I took a deep breath, and then told her the rest. I saw her expression change, settling on interest. When I finished, she didn't say anything right away. Instead, she motioned me out into the hallway, and didn't stop until we were at the foot of the stairs again.

"Do you believe Langdon's father would have done something like that on purpose?"

"I don't know," I said, which was the truth. "But given what Wilkes told me, it's possible."

"He will never forgive his father for this, if it's true," she said.

"I know," I said. Wilkes looked very much like someone who hadn't had to endure a single hardship in his life. I wondered what that was like. "That's why we have to do it in secret. So if it does turn out that way, Wilkes isn't entirely blindsided by it."

"I don't like that you volunteered me for it without my knowing," she said, crossing her arms and scowling, but only for a moment. "But because I like him, and he's relatively harmless, I'll do some digging. Only when I'm not looking into our hunting research."

"Thank you, Naomi," I said, and I hoped I sounded like I meant it. "Truly."

On our way to Limehouse, where the werewolf had first been seen, I tried thinking of anything else but what had happened earlier today. There were the werewolves, of course. Because like vampires, once a human was made into a werewolf, there was no reversing it. And, like the vampires, they lived in groups — called packs. But there were differences too. To be made a werewolf, the human didn't have to be killed first, just bitten by one. Otherwise they were living breathing beings like us. And for the most part — unless they were in full-wolf or even half-wolf — they looked human too. Most importantly, they weren't usually in full-wolf except for the night of the full moon. That was also the night they were usually the hardest to kill.
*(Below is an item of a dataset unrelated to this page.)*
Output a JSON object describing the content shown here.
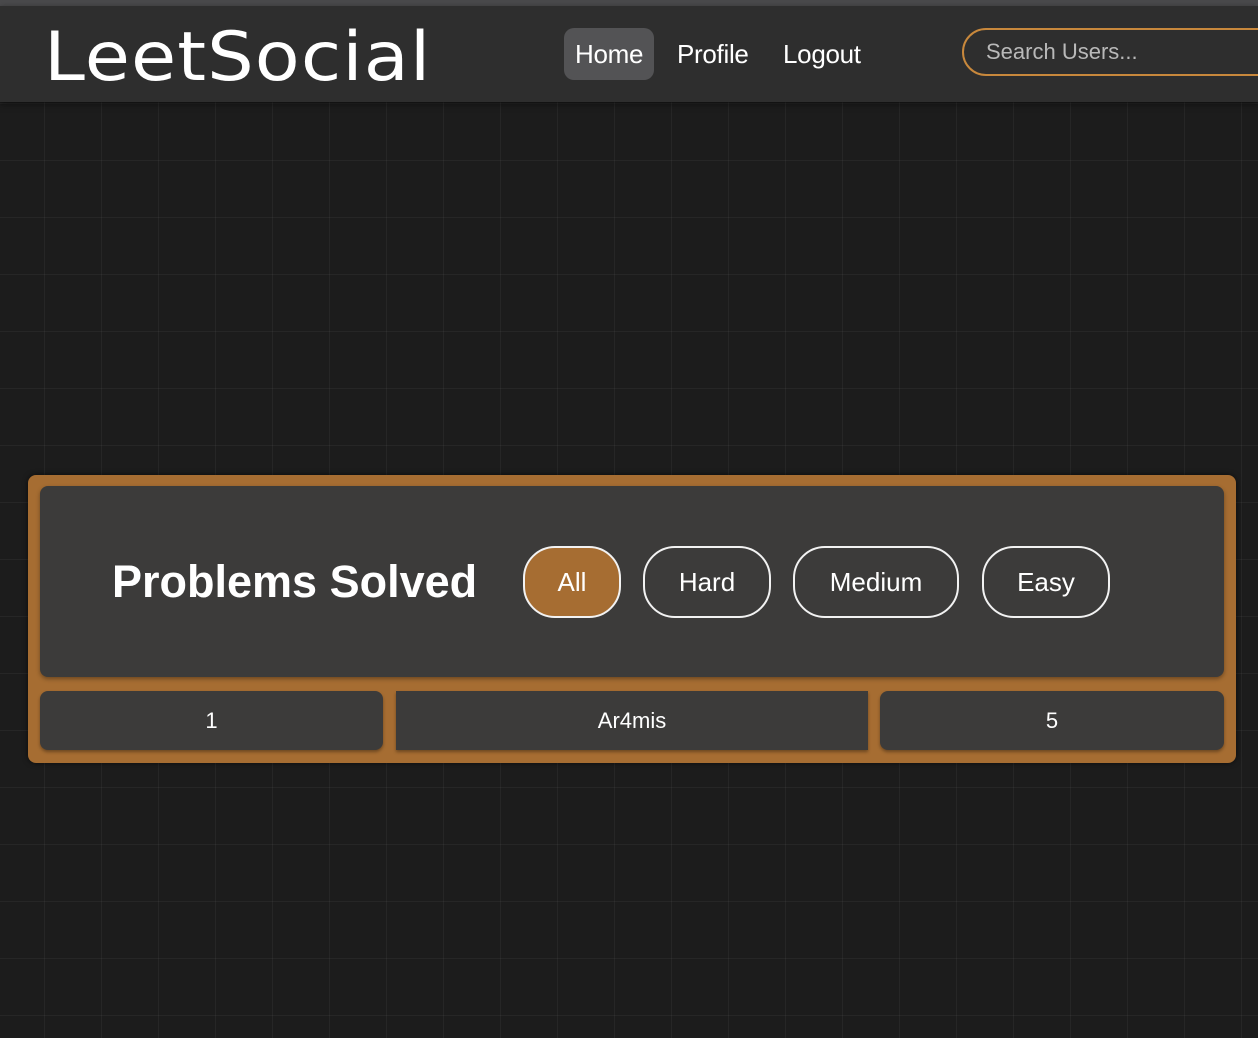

Especially if you happened to come on the alpha male or female.

"They called him a lone wolf," said Naomi. "A rouge. He doesn't even need a full moon to change into full-wolf."

"Now that's unusual," I said. "Those are rare, from what I've heard."

"They are," Naomi said, her businesslike tone a little more forced than before. "If you're cheeky, you can call them moonlighters. But most others know them as rouges."

"Moonlighter." It was a cheeky term. "Because they don't need full moonlight?"

"I don't know." Naomi slumped against the back of the hackney. "Ever since you told me about Langdon's father, I can't think about much else."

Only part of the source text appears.